More than 200 incidents involving disruptive passengers have been reported in the first six months of this year, before the summer holiday rush began and a trade body has called for airport licensing laws to be brought in line with those on the high street, a call supported by a YouGov survey of travellers.
The UK Civil Aviation Authority (CAA) figures show that 202 incidents were reported in the first half of the year – 417 incidents were reported for the whole of 2017, which compares with just 98 in 2013.
The CAA has called on airlines and enforcement agencies to make better use of laws already in place, with more travellers prosecuted for violent and drunken behaviour. But Airlines UK (the trade body for UK registered airlines) wanting a change to the law for airports.
Tim Alderslade, chief executive of trade body Airlines UK, said: “As airline data shows around half of cases involve alcohol, airlines believe that the current exemption for airports from the Licensing Act should be removed so whilst passengers can still enjoy a drink to start their holiday, airport outlets would be subject to the same licensing requirements as bars, pubs and other outlets selling alcohol in towns and cities across the country, as well as landside at airports.”
The YouGov survey of air travellers, published in an Institute of Alcohol Studies report, showing that 60 per cent British adults who travel by air have witnessed drunk passengers while on a flight.
The survey also showed that 86 per cent of respondents support implementing the same licensing laws applying to shops and bars selling alcohol on the high street to those located in airports. Almost three quarters also supported restricting alcohol consumption at airports to just bars and restaurants, and prohibiting consumption of duty-free-bought alcohol in the airport.

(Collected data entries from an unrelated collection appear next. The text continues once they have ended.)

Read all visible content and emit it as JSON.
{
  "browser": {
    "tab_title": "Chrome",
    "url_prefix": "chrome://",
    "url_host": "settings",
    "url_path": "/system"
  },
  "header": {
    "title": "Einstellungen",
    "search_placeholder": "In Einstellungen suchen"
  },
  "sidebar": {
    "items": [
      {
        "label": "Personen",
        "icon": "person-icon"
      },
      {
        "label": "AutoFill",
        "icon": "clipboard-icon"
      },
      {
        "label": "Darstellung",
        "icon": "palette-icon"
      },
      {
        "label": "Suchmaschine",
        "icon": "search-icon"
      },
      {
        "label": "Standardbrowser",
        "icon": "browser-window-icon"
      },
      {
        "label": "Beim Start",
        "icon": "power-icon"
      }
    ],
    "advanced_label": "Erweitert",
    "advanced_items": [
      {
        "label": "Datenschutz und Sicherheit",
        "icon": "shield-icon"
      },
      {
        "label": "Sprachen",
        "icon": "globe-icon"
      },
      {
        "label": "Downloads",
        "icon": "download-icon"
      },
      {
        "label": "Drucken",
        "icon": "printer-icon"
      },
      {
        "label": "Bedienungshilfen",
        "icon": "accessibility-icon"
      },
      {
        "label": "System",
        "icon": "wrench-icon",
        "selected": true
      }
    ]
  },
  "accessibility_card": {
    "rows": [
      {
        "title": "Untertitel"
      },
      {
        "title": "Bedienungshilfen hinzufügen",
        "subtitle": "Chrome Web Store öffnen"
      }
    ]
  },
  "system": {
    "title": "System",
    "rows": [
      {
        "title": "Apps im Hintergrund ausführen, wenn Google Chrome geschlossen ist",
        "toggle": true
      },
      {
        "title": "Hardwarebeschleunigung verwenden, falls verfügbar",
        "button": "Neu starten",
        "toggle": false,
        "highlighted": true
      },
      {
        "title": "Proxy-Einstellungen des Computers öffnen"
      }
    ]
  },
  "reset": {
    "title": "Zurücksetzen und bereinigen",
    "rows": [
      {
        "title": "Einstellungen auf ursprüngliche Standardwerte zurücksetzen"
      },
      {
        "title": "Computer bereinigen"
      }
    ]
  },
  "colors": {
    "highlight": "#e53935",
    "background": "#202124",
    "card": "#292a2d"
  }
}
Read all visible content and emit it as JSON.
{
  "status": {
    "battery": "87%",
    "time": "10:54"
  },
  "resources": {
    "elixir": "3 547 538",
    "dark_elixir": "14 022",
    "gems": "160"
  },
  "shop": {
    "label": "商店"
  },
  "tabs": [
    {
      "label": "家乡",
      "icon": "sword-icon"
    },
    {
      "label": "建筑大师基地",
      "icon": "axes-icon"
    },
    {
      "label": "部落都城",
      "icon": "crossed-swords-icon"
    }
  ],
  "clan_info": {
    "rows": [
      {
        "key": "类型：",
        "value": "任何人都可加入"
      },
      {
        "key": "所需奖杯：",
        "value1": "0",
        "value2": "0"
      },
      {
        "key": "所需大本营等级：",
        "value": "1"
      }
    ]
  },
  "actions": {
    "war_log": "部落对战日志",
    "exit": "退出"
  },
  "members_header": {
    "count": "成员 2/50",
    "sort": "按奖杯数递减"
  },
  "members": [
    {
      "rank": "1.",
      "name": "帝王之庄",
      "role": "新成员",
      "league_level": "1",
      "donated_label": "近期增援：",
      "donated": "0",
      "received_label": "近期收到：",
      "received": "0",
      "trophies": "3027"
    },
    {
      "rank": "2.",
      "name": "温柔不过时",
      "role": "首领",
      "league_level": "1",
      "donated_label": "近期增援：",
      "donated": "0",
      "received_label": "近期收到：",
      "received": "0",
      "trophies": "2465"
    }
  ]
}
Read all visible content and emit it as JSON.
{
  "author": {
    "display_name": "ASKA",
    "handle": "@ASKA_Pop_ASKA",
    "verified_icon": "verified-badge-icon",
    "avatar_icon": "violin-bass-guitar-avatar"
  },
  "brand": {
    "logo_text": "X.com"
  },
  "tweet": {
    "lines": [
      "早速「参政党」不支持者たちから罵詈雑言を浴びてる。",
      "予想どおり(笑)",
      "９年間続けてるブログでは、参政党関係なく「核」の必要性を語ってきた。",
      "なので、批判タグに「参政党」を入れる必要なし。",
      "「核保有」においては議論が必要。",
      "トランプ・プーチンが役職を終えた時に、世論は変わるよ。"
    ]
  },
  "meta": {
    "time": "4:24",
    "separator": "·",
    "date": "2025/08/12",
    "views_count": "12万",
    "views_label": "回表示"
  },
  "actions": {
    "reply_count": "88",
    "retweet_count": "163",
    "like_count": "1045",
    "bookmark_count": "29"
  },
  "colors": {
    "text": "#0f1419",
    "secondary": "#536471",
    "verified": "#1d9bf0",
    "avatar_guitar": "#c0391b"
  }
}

Heath Thomas, head of Harrison Clark Rickerbys’ licensing team, said: “There are already considerable penalties available to the courts for those who disrupt flights – offenders can be jailed for up to five years for endangering the safety of an aircraft, they can be charged with specific offences of being drunk on board an aircraft and for acting in a disruptive manner. Failing to obey the captain’s commands is also against the law and can be punished by a fine or imprisonment.
“Making greater use of the existing law is the first step towards improving the situation – as passengers begin to understand that this behaviour can be, and is, punished, that will have an impact on behaviour.”